We use concatMap for this, as it guarantees the correct order of statistic results. This is because the operator waits for the inner sub-stream to complete before generating the next sub-stream. Also, in the statistics recalculation, we ignore all errors by applying the errorStrategyContinue operator (2.7) because this part of the application is not critical and tolerates some temporary issues.

  1. The doGetUserStatistic helper method calculates the top users. To calculate the most active user, we call the findMostActive method on the userRepository (3.1), map the result to the correct type (3.2), and, in a case in which no user is found, we return the predefined EMPTY_USER (3.3). Similarly, to get the most popular user, we call the findMostPopular method on the repository (3.4), map the result (3.5), and set the default value if required (3.6). The Mono.zip operator helps to merge those two reactive requests and produce a new instance of the UsersStatistic class. The timeout operator sets the maximum time budget available for statistics recalculation.

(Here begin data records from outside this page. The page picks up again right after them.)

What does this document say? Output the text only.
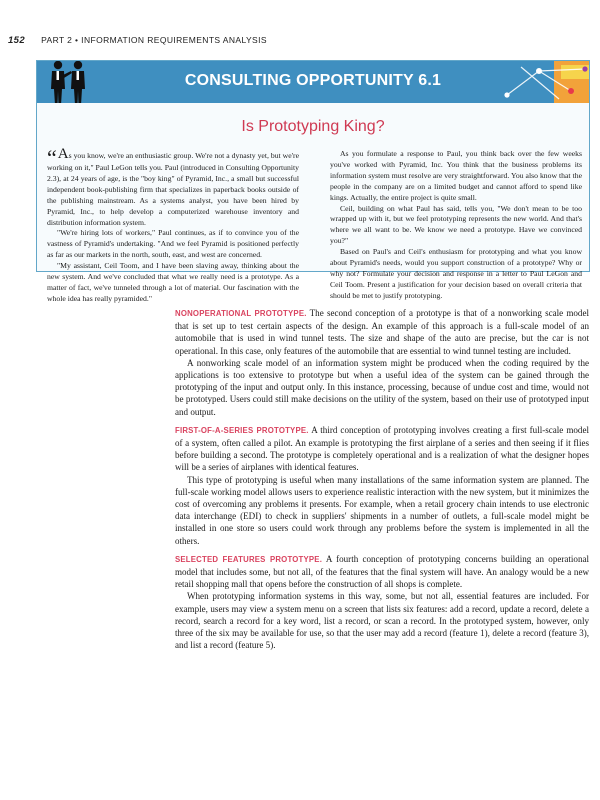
152 PART 2 • INFORMATION REQUIREMENTS ANALYSIS
CONSULTING OPPORTUNITY 6.1
Is Prototyping King?

“As you know, we're an enthusiastic group. We're not a dynasty yet, but we're working on it," Paul LeGon tells you. Paul (introduced in Consulting Opportunity 2.3), at 24 years of age, is the "boy king" of Pyramid, Inc., a small but successful independent book-publishing firm that specializes in paperback books outside of the publishing mainstream. As a systems analyst, you have been hired by Pyramid, Inc., to help develop a computerized warehouse inventory and distribution information system.

"We're hiring lots of workers," Paul continues, as if to convince you of the vastness of Pyramid's undertaking. "And we feel Pyramid is positioned perfectly as far as our markets in the north, south, east, and west are concerned.

"My assistant, Ceil Toom, and I have been slaving away, thinking about the new system. And we've concluded that what we really need is a prototype. As a matter of fact, we've tunneled through a lot of material. Our fascination with the whole idea has really pyramided."

As you formulate a response to Paul, you think back over the few weeks you've worked with Pyramid, Inc. You think that the business problems its information system must resolve are very straightforward. You also know that the people in the company are on a limited budget and cannot afford to spend like kings. Actually, the entire project is quite small.

Ceil, building on what Paul has said, tells you, "We don't mean to be too wrapped up with it, but we feel prototyping represents the new world. And that's where we all want to be. We know we need a prototype. Have we convinced you?"

Based on Paul's and Ceil's enthusiasm for prototyping and what you know about Pyramid's needs, would you support construction of a prototype? Why or why not? Formulate your decision and response in a letter to Paul LeGon and Ceil Toom. Present a justification for your decision based on overall criteria that should be met to justify prototyping.

NONOPERATIONAL PROTOTYPE. The second conception of a prototype is that of a nonworking scale model that is set up to test certain aspects of the design. An example of this approach is a full-scale model of an automobile that is used in wind tunnel tests. The size and shape of the auto are precise, but the car is not operational. In this case, only features of the automobile that are essential to wind tunnel testing are included.

A nonworking scale model of an information system might be produced when the coding required by the applications is too extensive to prototype but when a useful idea of the system can be gained through the prototyping of the input and output only. In this instance, processing, because of undue cost and time, would not be prototyped. Users could still make decisions on the utility of the system, based on their use of prototyped input and output.

FIRST-OF-A-SERIES PROTOTYPE. A third conception of prototyping involves creating a first full-scale model of a system, often called a pilot. An example is prototyping the first airplane of a series and then seeing if it flies before building a second. The prototype is completely operational and is a realization of what the designer hopes will be a series of airplanes with identical features.

This type of prototyping is useful when many installations of the same information system are planned. The full-scale working model allows users to experience realistic interaction with the new system, but it minimizes the cost of overcoming any problems it presents. For example, when a retail grocery chain intends to use electronic data interchange (EDI) to check in suppliers' shipments in a number of outlets, a full-scale model might be installed in one store so users could work through any problems before the system is implemented in all the others.

SELECTED FEATURES PROTOTYPE. A fourth conception of prototyping concerns building an operational model that includes some, but not all, of the features that the final system will have. An analogy would be a new retail shopping mall that opens before the construction of all shops is complete.

When prototyping information systems in this way, some, but not all, essential features are included. For example, users may view a system menu on a screen that lists six features: add a record, update a record, delete a record, search a record for a key word, list a record, or scan a record. In the prototyped system, however, only three of the six may be available for use, so that the user may add a record (feature 1), delete a record (feature 3), and list a record (feature 5).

With this elegant code, we have easily blended the incoming stream of messages originating from a WebClient object, the outgoing stream of SSE events handled by the WebFlux module. Naturally, we also included MongoDB query processing into our reactive pipeline through reactive Spring Data. Moreover, we have not blocked any threads anywhere in this pipeline. As a result, our application utilizes server resources very efficiently.